Vêtu d’un costume noir sur une chemise vert clair, Thomas Kwoyelo est apparu posé tout au long de l’audience alors qu’il rejetait 32 des 93 chefs d’accusation ayant trait à des crimes de guerre et crimes contre l’humanité qu’il aurait perpétrés au cours de ce conflit qui a hanté le nord de l’Ouganda depuis le milieu des années 80.
« Je ne sais rien de tout cela et je plaide non coupable », a calmement répondu l’ancien rebelle de l’Armée de résistance du Seigneur (LRA), à travers un interprète, tandis que 32 charges lui étaient lues au premier jour de son procès. La sécurité était stricte à l’intérieur et en dehors du tribunal. Grace Auma, l’épouse de Kwoyelo, et un autre homme qui a refusé de s’identifier, étaient les seuls parents présents dans la salle d’audience. D’autres membres de la famille et les résidents locaux suivaient l’audience à partir d’une tente à l’extérieur du tribunal. La galerie du public était largement remplie de représentants d’organisations non gouvernementales, des médias et de l’Etat.
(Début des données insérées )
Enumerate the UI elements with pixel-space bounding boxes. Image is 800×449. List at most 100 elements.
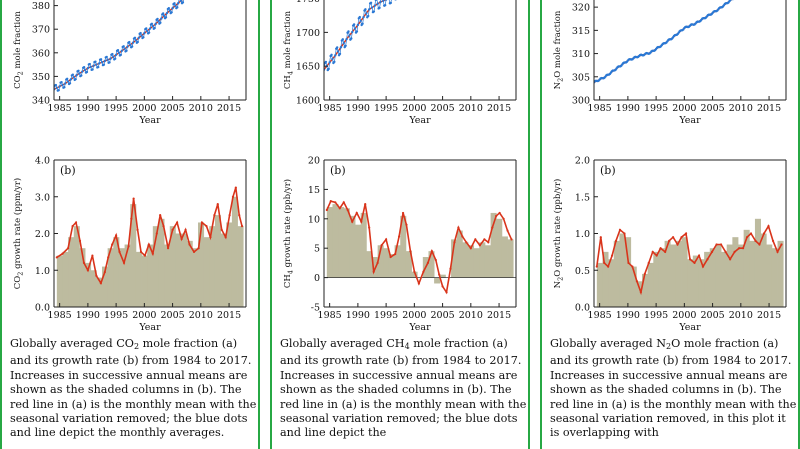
x-tick-label: 1990 [76,310,100,321]
monthly-average-point [55,86,59,90]
growth-rate-point [127,245,130,248]
monthly-average-point [151,25,155,28]
growth-rate-point [107,256,110,259]
bar-1992 [636,281,643,307]
bar-2012 [749,240,756,307]
monthly-average-point [370,6,374,9]
panel-label: (b) [330,164,346,177]
growth-rate-point [231,195,235,198]
monthly-average-point [57,88,60,92]
growth-rate-point [664,250,667,253]
monthly-average-point [105,55,108,59]
growth-rate-point [180,237,183,241]
monthly-average-point [382,0,385,2]
bar-2012 [209,226,216,307]
growth-rate-point [368,226,371,229]
bar-2007 [451,239,458,278]
growth-rate-point [329,200,332,203]
x-tick-label: 2010 [189,103,213,114]
monthly-average-point [126,45,129,48]
growth-rate-point [122,261,126,264]
growth-rate-point [224,236,227,239]
bar-1990 [355,224,362,278]
growth-rate-point [166,247,170,250]
x-tick-label: 1990 [346,310,370,321]
growth-rate-point [610,254,614,257]
monthly-average-point [160,17,163,20]
x-tick-label: 1995 [104,103,128,114]
growth-rate-point [639,291,642,294]
bar-1989 [349,215,356,278]
monthly-average-point [373,4,377,7]
growth-rate-point [389,255,392,259]
bar-2003 [158,218,165,307]
monthly-average-point [68,82,72,85]
growth-rate-point [61,252,64,255]
bar-2005 [169,226,176,307]
growth-rate-point [491,226,494,229]
growth-rate-point [95,274,98,277]
bar-1990 [625,237,632,307]
plot-area [54,0,185,92]
bar-2010 [738,244,745,307]
growth-rate-point [151,252,154,255]
growth-rate-point [228,214,231,217]
x-tick-label: 1985 [48,103,72,114]
x-tick-label: 2010 [459,310,483,321]
monthly-average-point [60,80,63,84]
monthly-average-point [81,70,84,73]
bar-2017 [507,239,514,278]
x-tick-label: 1990 [346,103,370,114]
y-axis-label: N2O mole fraction [553,10,565,89]
panel-n2o: 1985 1990 1995 2000 2005 2010 2015 300 305 310 315… [540,0,800,449]
x-tick-label: 2005 [700,103,724,114]
caption-n2o: Globally averaged N2O mole fraction (a) … [550,337,797,440]
growth-rate-point [623,232,626,235]
x-tick-label: 2000 [672,103,696,114]
growth-rate-point [209,236,212,239]
x-tick-label: 1995 [644,310,668,321]
growth-rate-point [749,232,753,235]
monthly-average-point [61,83,64,87]
growth-rate-point [738,247,741,250]
chart-co2-mole-fraction: 1985 1990 1995 2000 2005 2010 2015 340 350 360 370… [13,0,247,126]
y-tick-label: 5 [314,244,320,255]
monthly-average-point [80,74,83,77]
growth-rate-point [380,244,383,247]
growth-rate-point [91,254,94,257]
growth-rate-point [595,265,598,268]
growth-rate-point [693,261,696,264]
monthly-average-point [83,68,87,72]
growth-rate-point [668,239,671,242]
chart-co2-growth-rate: 1985 1990 1995 2000 2005 2010 2015 0.0 1.0 2.0 3.0… [12,156,247,333]
growth-rate-point [155,232,158,235]
y-axis-label: CH4 mole fraction [283,10,295,89]
growth-rate-point [631,265,634,268]
bar-2003 [698,259,705,307]
bar-2013 [214,215,221,307]
monthly-average-point [78,72,81,75]
monthly-average-point [147,31,151,34]
monthly-average-point [69,78,73,81]
x-tick-label: 2005 [430,310,454,321]
x-axis-label: Year [678,322,701,333]
growth-rate-point [426,261,430,264]
monthly-average-point [367,14,370,18]
x-tick-label: 2005 [160,310,184,321]
bar-1998 [400,215,407,278]
growth-rate-point [372,270,375,273]
growth-rate-point [82,261,86,264]
monthly-average-point [174,4,177,7]
growth-rate-point [449,267,452,270]
growth-rate-point [360,220,363,223]
bar-1987 [68,237,75,307]
growth-rate-point [118,250,121,253]
growth-rate-point [767,225,770,228]
growth-rate-point [618,228,622,231]
growth-rate-point [413,270,416,273]
bar-2008 [456,230,463,278]
bar-1989 [79,248,86,307]
monthly-average-point [97,62,101,65]
growth-rate-point [474,238,477,241]
y-tick-label: 0.0 [35,303,50,314]
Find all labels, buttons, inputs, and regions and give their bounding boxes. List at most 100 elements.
Viols, meurtres, tortures et enlèvements
Kwoyelo comparaît devant trois juges, sous la présidence de Persis Jane Kiggundu. Le greffier de la Division des crimes internationaux de la Haute Cour a lu les faits introductifs du dossier avant d’énoncer chaque chef un par un. Selon l’accusation, Kwoyelo a volontairement ordonné des attaques systématiques contre des civils qui ont été violés, kidnappés, tués, réduits en esclavage, torturés et emprisonnés. Beaucoup auraient également été enrôlés dans les rangs de la LRA comme combattants. Il est accusé d’avoir dirigé des attaques contre des civils dans les villages d’Abera et de Pagak, ainsi qu’à Pabbo, dans le district d’Amuru, où un grand camp de personnes déplacées a été attaqué par les rebelles de la LRA, entre 1992 et 2005, tuant les gens et détruisant leurs biens.
Kwoyelo a écouté attentivement à travers un interprète en luo, alors que ses avocats suivaient en lisant l’acte d’accusation. L’accusé a plaidé sur chaque chef d’accusation, après qu’un juge lui ait demandé de confirmer avoir compris les charges portées contre lui.
« Je suis contente que le procès ait démarré aujourd’hui. Je ne peux faire d’autres commentaires. Le gouvernement sait très bien ce qu’il fait avec mon mari », a déclaré l’épouse de Kwoyelo à l’issue de l’audience, entourée d’autres membres de la famille. « Nous voulons que justice soit rendue », a-t-elle dit.
« Certains sont déjà morts et ne verront jamais ce procès »
Josephat Okello était un résident de Pagak, où Kwoyelo est accusé d’avoir commis certains crimes. Il y était quand la guerre a commencé, après avoir pris sa retraite d’un emploi dans la fonction publique nationale. Mais lorsque le conflit s’est intensifié, Okello a cherché plus de sécurité dans la ville de Gulu où il vit depuis, faisant du petit commerce.
Ce lundi, il est présent à l’audience et souhaite rapidement rappeler que dix ans se sont écoulés entre l’arrestation de l’accusé et le début du procès. « Cette affaire a pris beaucoup de temps et notre intérêt s’est émoussé. Nous sommes heureux qu’elle démarre et que les gens qui ont été affectés voient enfin la justice de leurs propres yeux », dit Okello. « Nous demandons à ceux qui ont la charge de ce dossier qu’il ne soit plus reporté, les deux parties ont besoin de justice et elle doit se faire rapidement sinon elle ne servira pas les intérêts de ceux qui ont souffert au cours de la guerre de l’Armée de résistance du Seigneur. Cette affaire s’achève alors que certains sont morts depuis longtemps, car c’est bien le cas, et ceux-là ne verront jamais ce procès. »
L’audience a débuté en fin de matinée et a dû être brièvement suspendue après que la défense a refusé que Kwoyelo plaide sur une charge pour laquelle la divulgation de la preuve était incomplète à leurs yeux. Ces éléments touchent à des enlèvements et prises d’otages. L’identité des témoins y est protégée et le procureur a défendu que ces restrictions sur la divulgation de la preuve et sur les victimes et témoins sont prévues par le règlement de procédure. Pour la défense, il serait inéquitable que Kwoyelo plaide sur quelque chose qu’il ne peut comprendre. A la reprise de l’audience, leur client a plaidé non coupable. La lecture des charges doit se poursuivre dans les jours qui viennent.